Sunak stands by his summer statement
Chancellor Rishi Sunak this week defended controversial support initiatives in the face of critical questions from members of the House of Commons Treasury select committee.
HMRC chief executive Jim Harra publicly questioned the value of the £1,000 Job Retention Bonus and eat out to help out £10 voucher scheme, prompting a pair of ministerial directives from Sunak to start implementing them in spite of the tax department’s formal reservations.
According to the Chancellor, however, the same risks were identified with most of his other coronavirus support initiatives. “Bounce Back Loans, the Coronavirus Job Retention Scheme, Future Fund, business rates and grants all required direction,” he replied to Labour committee member Angela Eagle during a virtual hearing on Wednesday.
“To put in context, most people think those things were sensible and welcome and good things. The [HMRC] letter did acknowledge there was a sound policy rationale, but given the speed of movement, it was difficult to model the impact, which I can understand. But that is, unfortunately, the environment we’re operating in.”
Eagle, a Labour MP, posed the most challenging questions to the Chancellor, for example contrasting his eating out vouchers with the needs of other sectors such as aerospace, which represented 120,000 high-skill, export-rich jobs under threat from the continuing lockdown.
“You’re the policymaker, I’m the questioner,” Eagle said when Sunak asked which sectors she would favour. “You have to think whether you need to focus your assistance more effectively… There’s no sectoral strategic approach.”
MPs from other parties also put Sunak through the wringer. Tory Felicity Buchan questioned the Chancellor on the practicalities of the VAT rate cut for hospitality and the temporary nature of the stamp duty threshold increase.
“I welcome the stamp duty cut, but have you missed an opportunity to do a root and branch review?” Buchan asked. “If you look at the top end of the market, it’s quite punitive and I would argue is a deterrent to transactions, especially in my constituency of Kensington.”
Sunak responded: “We were not trying to reform the tax system, but trying to inject life into a market that was off the pace.”
On the likelihood of the VAT rate cut reaching consumers, Sunak responded that around 80% of the generalised VAT cut during the financial crisis in 2008-9 was passed on to consumers.
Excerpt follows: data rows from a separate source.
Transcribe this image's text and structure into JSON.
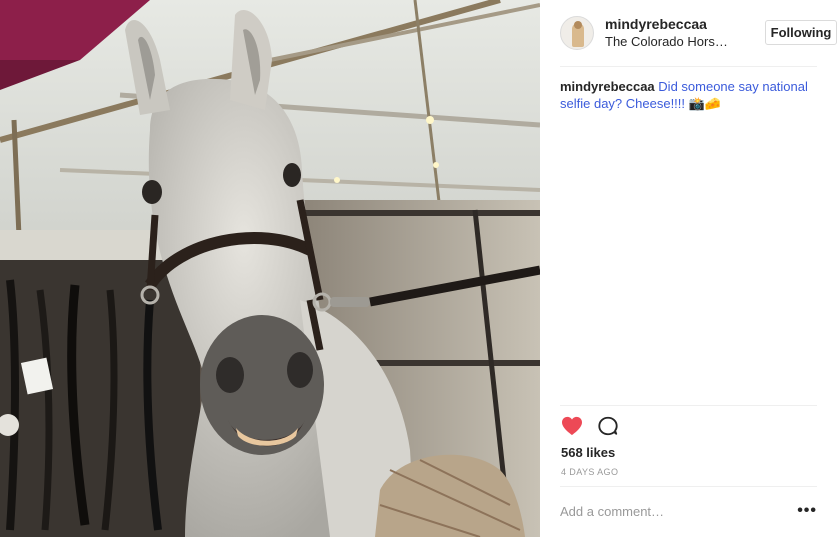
{
  "post": {
    "username": "mindyrebeccaa",
    "location": "The Colorado Hors…",
    "follow_button": "Following",
    "caption_user": "mindyrebeccaa",
    "caption_text": "Did someone say national selfie day? Cheese!!!! 📸🧀",
    "likes": "568 likes",
    "time": "4 DAYS AGO",
    "comment_placeholder": "Add a comment…",
    "more_label": "•••"
  },
  "icons": {
    "like": "heart-icon",
    "comment": "comment-bubble-icon"
  },
  "colors": {
    "heart": "#ed4956",
    "caption_link": "#3b5bdb"
  }
}
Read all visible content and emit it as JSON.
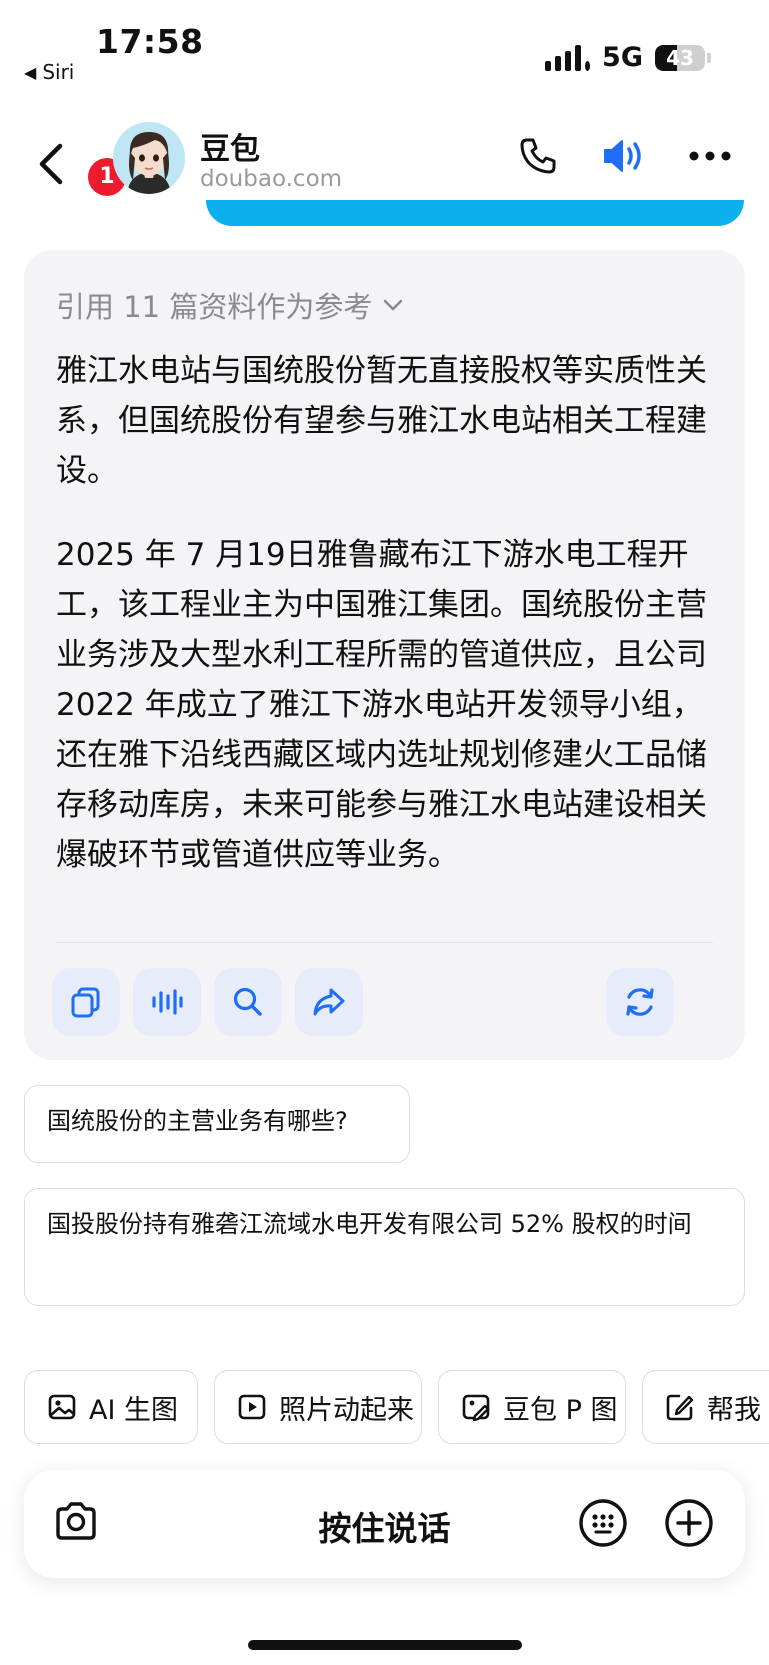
{
  "status_bar": {
    "time": "17:58",
    "back_app": "Siri",
    "network": "5G",
    "battery": "43",
    "battery_level": 0.43
  },
  "header": {
    "unread_count": "1",
    "bot_name": "豆包",
    "bot_domain": "doubao.com",
    "icons": [
      "back-chevron-icon",
      "phone-icon",
      "speaker-icon",
      "more-icon"
    ],
    "accent_color": "#0bb0ef"
  },
  "answer": {
    "reference_label": "引用 11 篇资料作为参考",
    "paragraph_1": "雅江水电站与国统股份暂无直接股权等实质性关系，但国统股份有望参与雅江水电站相关工程建设。",
    "paragraph_2": "2025 年 7 月19日雅鲁藏布江下游水电工程开工，该工程业主为中国雅江集团。国统股份主营业务涉及大型水利工程所需的管道供应，且公司 2022 年成立了雅江下游水电站开发领导小组，还在雅下沿线西藏区域内选址规划修建火工品储存移动库房，未来可能参与雅江水电站建设相关爆破环节或管道供应等业务。",
    "actions": [
      "copy-icon",
      "voice-wave-icon",
      "search-icon",
      "share-icon",
      "regenerate-icon"
    ]
  },
  "suggestions": [
    "国统股份的主营业务有哪些?",
    "国投股份持有雅砻江流域水电开发有限公司 52% 股权的时间"
  ],
  "tools": [
    {
      "label": "AI 生图",
      "icon": "image-icon"
    },
    {
      "label": "照片动起来",
      "icon": "play-icon"
    },
    {
      "label": "豆包 P 图",
      "icon": "photo-edit-icon"
    },
    {
      "label": "帮我",
      "icon": "write-icon"
    }
  ],
  "input_bar": {
    "hold_to_talk": "按住说话",
    "icons": [
      "camera-icon",
      "keyboard-icon",
      "plus-icon"
    ]
  }
}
“I can’t sit here and set price for every business… it’s up to individual companies,” he said.
“Will benefits flow to business or consumers? All of that is helpful to safeguard jobs. There will be different ways for that benefit to flow though, and it will make it more likely it will save more jobs… Given the situation we’re in, people are not used to going out. The time to act is now.”
Capital gains tax review
Time and again, the Chancellor batted away questions from MPs on whether he planned to raise taxes. There is also the issue of his March comment that he wanted to equalise the tax treatment for the employed and self-employed.
While happy to listen to “broader questions” about tax, “That’s the sort of thing we deal with at Budgets,” the Chancellor said at one point.
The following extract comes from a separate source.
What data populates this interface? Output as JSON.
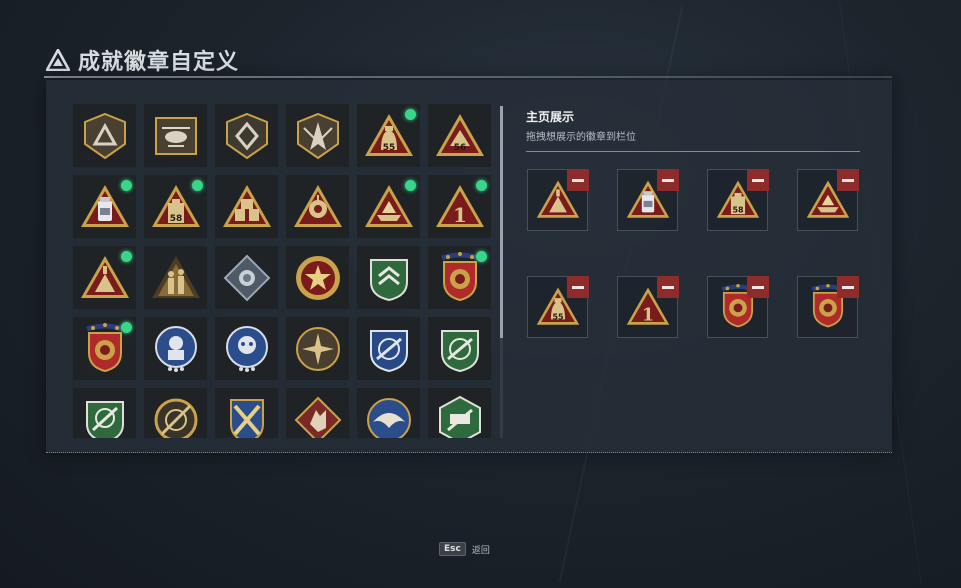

Nevertheless, the Chancellor and Treasury director of strategy, planning and budget Dan York-Smith confirmed that wheels are already turning on some initiatives for the autumn Budget. The terms of reference for the business rates review were published in March and the Treasury was due to publish a call for evidence shortly, said York-Smith.
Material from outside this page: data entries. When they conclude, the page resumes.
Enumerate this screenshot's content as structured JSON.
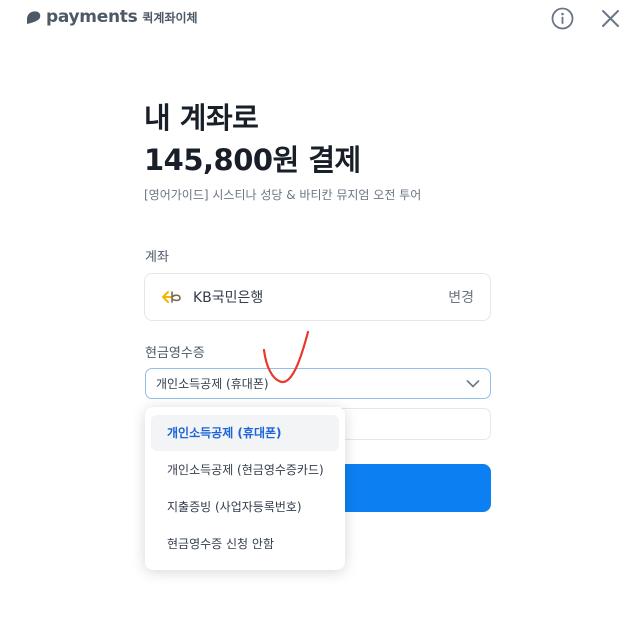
{
  "header": {
    "brand_name": "payments",
    "brand_sub": "퀵계좌이체",
    "info_icon": "info-icon",
    "close_icon": "close-icon"
  },
  "title": {
    "line1": "내 계좌로",
    "line2": "145,800원 결제",
    "subtitle": "[영어가이드] 시스티나 성당 & 바티칸 뮤지엄 오전 투어"
  },
  "account": {
    "label": "계좌",
    "bank_name": "KB국민은행",
    "change_label": "변경",
    "bank_logo_color": "#f5b400"
  },
  "receipt": {
    "label": "현금영수증",
    "selected": "개인소득공제 (휴대폰)",
    "options": [
      "개인소득공제 (휴대폰)",
      "개인소득공제 (현금영수증카드)",
      "지출증빙 (사업자등록번호)",
      "현금영수증 신청 안함"
    ]
  },
  "colors": {
    "accent": "#0c7ff2",
    "selected_text": "#1b64da",
    "annotation": "#e8392b"
  }
}
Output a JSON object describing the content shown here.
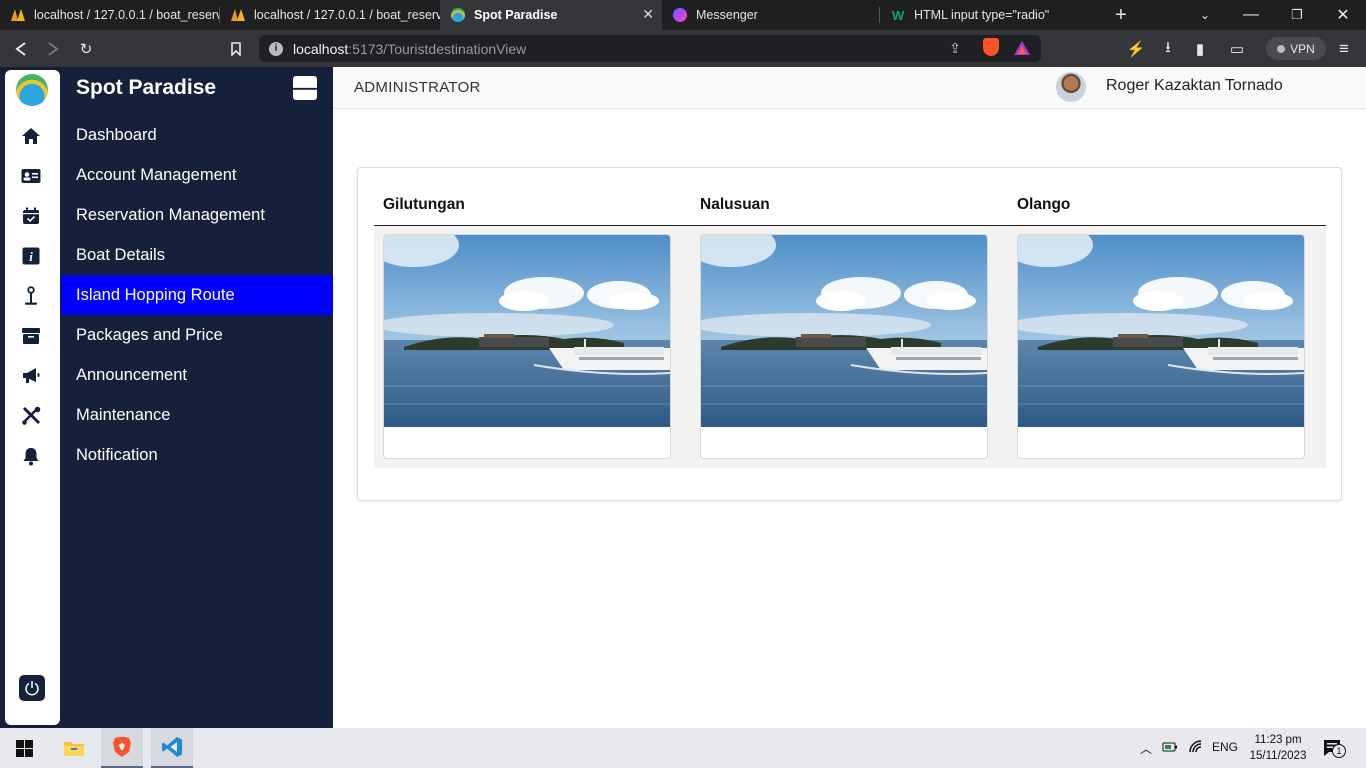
{
  "browser": {
    "tabs": [
      {
        "title": "localhost / 127.0.0.1 / boat_reserva",
        "icon": "phpmyadmin-icon",
        "active": false
      },
      {
        "title": "localhost / 127.0.0.1 / boat_reserva",
        "icon": "phpmyadmin-icon",
        "active": false
      },
      {
        "title": "Spot Paradise",
        "icon": "island-icon",
        "active": true
      },
      {
        "title": "Messenger",
        "icon": "messenger-icon",
        "active": false
      },
      {
        "title": "HTML input type=\"radio\"",
        "icon": "w3schools-icon",
        "active": false
      }
    ],
    "url_host": "localhost",
    "url_path": ":5173/TouristdestinationView",
    "vpn_label": "VPN"
  },
  "app": {
    "brand": "Spot Paradise",
    "menu": [
      {
        "label": "Dashboard",
        "icon": "home-icon",
        "active": false
      },
      {
        "label": "Account Management",
        "icon": "id-card-icon",
        "active": false
      },
      {
        "label": "Reservation Management",
        "icon": "calendar-check-icon",
        "active": false
      },
      {
        "label": "Boat Details",
        "icon": "info-icon",
        "active": false
      },
      {
        "label": "Island Hopping Route",
        "icon": "anchor-icon",
        "active": true
      },
      {
        "label": "Packages and Price",
        "icon": "box-icon",
        "active": false
      },
      {
        "label": "Announcement",
        "icon": "megaphone-icon",
        "active": false
      },
      {
        "label": "Maintenance",
        "icon": "tools-icon",
        "active": false
      },
      {
        "label": "Notification",
        "icon": "bell-icon",
        "active": false
      }
    ],
    "accent_color": "#0000ff",
    "sidebar_color": "#15203a"
  },
  "header": {
    "role": "ADMINISTRATOR",
    "username": "Roger Kazaktan Tornado"
  },
  "destinations": [
    {
      "name": "Gilutungan",
      "image": "boat-seascape-photo",
      "caption": ""
    },
    {
      "name": "Nalusuan",
      "image": "boat-seascape-photo",
      "caption": ""
    },
    {
      "name": "Olango",
      "image": "boat-seascape-photo",
      "caption": ""
    }
  ],
  "taskbar": {
    "apps": [
      "windows-start-icon",
      "file-explorer-icon",
      "brave-icon",
      "vscode-icon"
    ],
    "language": "ENG",
    "time": "11:23 pm",
    "date": "15/11/2023",
    "notification_count": "1"
  }
}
The Chancellor wrote to the Office of Tax Simplification this week to ask the body to investigate options for capital gains tax reform – potentially a quick way for the Chancellor to come up with much-needed cash for the Exchequer.
But Sunak told the committee the CGT review was a “reasonably business as usual practice for the Treasury to ask people if certain activities are up to scratch. The OTS has looked at all sorts of things before. I think CGT is the only one they haven’t looked at.”